Was weiß der Halbbruder?

Gegen die These einer politisch motivierten Tat sprechen allerdings mehrere Interviews, die ein Halbbruder des mutmaßlichen Attentäters britischen Medien gab. Dem Telegraph sagte er, sein Bruder habe "eine Vergangenheit psychischer Erkrankungen" und sei deshalb in Behandlung gewesen. Er habe auch nie rassistische Tendenzen erkennen lassen, zitiert der Mirror den Halbbruder, der sich selbst als "mixed race" bezeichnet.
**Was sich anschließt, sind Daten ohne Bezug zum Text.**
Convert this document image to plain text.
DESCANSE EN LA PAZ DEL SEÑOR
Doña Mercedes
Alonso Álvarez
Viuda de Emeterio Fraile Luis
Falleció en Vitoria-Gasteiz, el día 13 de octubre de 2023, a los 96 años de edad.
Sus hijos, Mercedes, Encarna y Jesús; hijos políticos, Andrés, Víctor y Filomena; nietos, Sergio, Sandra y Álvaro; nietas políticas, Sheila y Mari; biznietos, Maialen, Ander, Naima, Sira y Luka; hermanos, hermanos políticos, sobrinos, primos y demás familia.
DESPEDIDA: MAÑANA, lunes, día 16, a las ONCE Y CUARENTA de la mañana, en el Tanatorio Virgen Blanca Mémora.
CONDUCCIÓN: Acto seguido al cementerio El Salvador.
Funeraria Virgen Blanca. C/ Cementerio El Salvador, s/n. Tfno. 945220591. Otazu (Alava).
Sein Bruder hätte zwar unter einer Zwangsstörung gelitten und sich krampfhaft gewaschen, sei aber nie gewalttätig gewesen. Vielmehr habe er sich über Jahre ehrenamtlich an einer Schule für behinderte Kinder engagiert und sich rührend um seine Mutter gekümmert.

Was ist über die Tatwaffe bekannt?

Augenzeugenberichten zufolge hat der Mann bis zu dreimal auf die Abgeordnete geschossen. Danach soll er mit einem Messer auf sie eingestochen haben. Einer der Augenzeugen sagte, die Pistole habe ausgesehen, als hätte der Täter sie selbst zusammengebaut. Dazu würde auch sein Interesse an Waffenbau passen. Eines der erworbenen Handbücher enthielt eine Anleitung zum Bau einer Kaliber-.38-Pistole. Sie lässt sich aus einfachen Gas- oder Wasserleitungen herstellen.